Much of the trouble in the US, both now and in the 1929 Crash and subsequent Depression, has arisen from so-called “bank holding companies”. These contain a commercial bank (receiving deposits and making loans), an investment bank (trading and underwriting securities) and a fund management company (investing clients’ wealth). In the bazaars of modern capitalism, they do everything: originating, selling, lending, buying, deposit-taking and underwriting. From the point of view of shareholders and even more of bonus-driven managers, they are excellent in the good times. Their omni-competence enables them to collect all imaginable kinds of financial income: arrangement fees, underwriting fees, advisory fees, guarantee fees, brokerage commissions, net interest income and so on, and to generate fabulous profits. Carpet dealers and second-hand car salesmen look on in envy.
Indeed, in the good times even the clients are happy enough because share prices are rising. However, in the bad times, clients’ wealth falls, questions are asked and the conflicts of interest come out into the open. The bank holding companies’ managements are shown to have betrayed clients and misled their shareholders.

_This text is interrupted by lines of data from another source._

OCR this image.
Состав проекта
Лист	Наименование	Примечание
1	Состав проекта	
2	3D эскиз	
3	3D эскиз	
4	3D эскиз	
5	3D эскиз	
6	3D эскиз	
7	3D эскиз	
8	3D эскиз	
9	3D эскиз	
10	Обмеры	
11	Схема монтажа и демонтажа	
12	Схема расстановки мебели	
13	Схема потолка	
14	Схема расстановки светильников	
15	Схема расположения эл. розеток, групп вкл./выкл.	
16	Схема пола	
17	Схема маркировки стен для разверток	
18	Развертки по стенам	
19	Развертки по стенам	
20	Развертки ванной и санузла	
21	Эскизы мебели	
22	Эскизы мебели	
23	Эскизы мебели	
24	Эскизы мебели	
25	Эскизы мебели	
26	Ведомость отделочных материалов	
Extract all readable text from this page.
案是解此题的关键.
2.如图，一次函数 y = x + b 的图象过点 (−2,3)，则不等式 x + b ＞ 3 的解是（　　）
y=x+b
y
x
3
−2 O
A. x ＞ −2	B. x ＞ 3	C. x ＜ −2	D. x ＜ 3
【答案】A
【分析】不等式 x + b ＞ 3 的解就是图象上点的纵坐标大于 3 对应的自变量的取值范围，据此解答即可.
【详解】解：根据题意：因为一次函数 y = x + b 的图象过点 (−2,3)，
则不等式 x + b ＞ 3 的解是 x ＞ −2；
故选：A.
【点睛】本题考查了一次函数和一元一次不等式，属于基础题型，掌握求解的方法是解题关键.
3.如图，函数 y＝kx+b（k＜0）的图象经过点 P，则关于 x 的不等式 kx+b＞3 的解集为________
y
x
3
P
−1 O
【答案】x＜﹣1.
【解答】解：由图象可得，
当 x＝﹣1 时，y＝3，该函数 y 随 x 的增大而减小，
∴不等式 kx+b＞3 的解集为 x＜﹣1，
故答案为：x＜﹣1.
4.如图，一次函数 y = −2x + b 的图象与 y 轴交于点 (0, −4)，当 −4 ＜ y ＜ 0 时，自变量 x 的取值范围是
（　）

That was why the Glass-Steagall Act was passed by Congress in 1933. It was designed to keep investment and commercial banking apart, and to prevent the abuses that led to the Great Crash.
But American financial organisations found that after the Big Bang – and to some extent before it – they could behave in London as they could not in New York. Glass-Steagall was repealed in 1999, at least partly so that the US could recapture financial business said to have been lost to the UK. Over the past decade, throughout the industrial world, large so-called “banking” groups have offered practically every imaginable financial service, regardless of conflicts of interest. The wider consequences, which include the dot.com mania, have been catastrophic. An international agreement is needed to break up bank holding companies, so that in 21st-century capitalism the tasks of investment advice, securities trading and commercial banking are kept distinct. Investment markets must be better organised than Oriental bazaars.